Kwalifikacja: TLO.02 - Obsługa operacyjna portu lotniczego i współpraca ze służbami żeglugi powietrznej
W FIR Warszawa wyróżnia się przestrzeń powietrzną
Odpowiedzi
Informacja zwrotna
W przestrzeni FIR Warszawa, czyli rejonie informacji powietrznej zarządzanym przez Polskę, wyróżnia się przestrzeń powietrzną kontrolowaną i niekontrolowaną. To absolutna podstawa, jeśli chodzi o rozumienie struktury ruchu lotniczego i zasad ruchu w polskiej przestrzeni. Przestrzeń kontrolowana (np. TMA, CTR, airway) to ta, gdzie ruch lotniczy jest nadzorowany przez służby kontroli ruchu lotniczego – piloci muszą się kontaktować z kontrolerami, zgłaszać pozycje, przestrzegać poleceń i ograniczeń. Przestrzeń niekontrolowana natomiast, to fragmenty, gdzie nie ma tej stałej kontroli i piloci latają na własną odpowiedzialność, choć oczywiście nadal muszą przestrzegać przepisów ogólnych, zasad prawa lotniczego i unikać kolizji. Praktycznie to jest klucz do bezpieczeństwa, bo w zależności od tego, czy jesteś w przestrzeni kontrolowanej czy niekontrolowanej, zmienia się wymagana łączność radiowa, obowiązek zgłaszania zamiaru lotu (plan lotu) czy nawet minimalne warunki pogodowe do lotu VFR. Z mojego doświadczenia, nawet doświadczeni piloci czasem mylą te pojęcia, a to są podstawy, które potem mają wpływ na całą nawigację i bezpieczeństwo operacji lotniczych. Takie rozróżnienie jest zgodne z międzynarodowymi standardami ICAO oraz lokalnymi przepisami PAŻP, więc warto to mieć dobrze poukładane w głowie.
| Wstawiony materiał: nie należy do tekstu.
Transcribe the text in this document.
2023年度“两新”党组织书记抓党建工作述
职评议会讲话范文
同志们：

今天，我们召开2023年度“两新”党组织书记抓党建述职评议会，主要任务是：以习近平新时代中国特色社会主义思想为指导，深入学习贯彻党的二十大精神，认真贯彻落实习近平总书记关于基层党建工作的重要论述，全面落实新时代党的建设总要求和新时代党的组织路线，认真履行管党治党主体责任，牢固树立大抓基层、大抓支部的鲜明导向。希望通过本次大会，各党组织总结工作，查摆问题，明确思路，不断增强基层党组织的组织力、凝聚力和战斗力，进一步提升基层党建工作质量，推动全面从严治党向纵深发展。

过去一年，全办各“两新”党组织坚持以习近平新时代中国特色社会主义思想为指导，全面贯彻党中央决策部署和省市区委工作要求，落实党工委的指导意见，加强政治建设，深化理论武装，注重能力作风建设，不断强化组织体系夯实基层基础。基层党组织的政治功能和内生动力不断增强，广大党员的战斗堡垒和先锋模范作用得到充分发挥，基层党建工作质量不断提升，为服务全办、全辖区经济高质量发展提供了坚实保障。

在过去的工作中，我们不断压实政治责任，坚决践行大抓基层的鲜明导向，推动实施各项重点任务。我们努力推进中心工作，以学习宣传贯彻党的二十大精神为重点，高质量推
W pytaniu chodziło o podstawowy podział przestrzeni powietrznej w FIR Warszawa, natomiast odpowiedzi typu „dostępna i zastrzeżona”, „pionowa i pozioma” czy „schengen i non-schengen” wybiegają poza właściwe zasady organizacji ruchu lotniczego. Określenia dostępna i zastrzeżona są mylące – formalnie w przepisach lotniczych nie funkcjonuje taki podział, choć rzeczywiście są strefy o różnych poziomach dostępności, jak TSA czy TRA, lecz to nie jest główny podział całej FIR. Podział pionowy i poziomy w ogóle nie odnosi się do klasyfikacji przestrzeni powietrznej – oczywiście, przestrzeń ma swoje granice pionowe (wysokości) i poziome (granice geograficzne), ale to raczej opisuje jej geometrię niż funkcję czy sposób użytkowania. Schengen i non-schengen zaś dotyczy przede wszystkim kwestii kontroli granicznej pasażerów, a nie zasad zarządzania ruchem powietrznym – przestrzeń powietrzna nie dzieli się w ten sposób, to podział stosowany w terminalach lotniskowych. Typowym błędem myślowym jest tu mieszanie kategorii wynikających z prawa lotniczego z określeniami prawnymi dotyczącymi granic państwowych czy stref bezpieczeństwa. Jeśli przygotowujesz się do egzaminów lotniczych albo pracy w branży, warto zapamiętać, że rdzeniem podziału przestrzeni FIR jest rozróżnienie na przestrzeń kontrolowaną, w której służby ruchu lotniczego mają pełną władzę nad ruchem statków powietrznych, oraz niekontrolowaną, gdzie za bezpieczeństwo odpowiadają w znacznej mierze sami piloci. Wszelkie inne podziały, choć czasem stosowane w praktyce operacyjnej, nie mają tak kluczowego znaczenia jak ten właśnie podstawowy podział.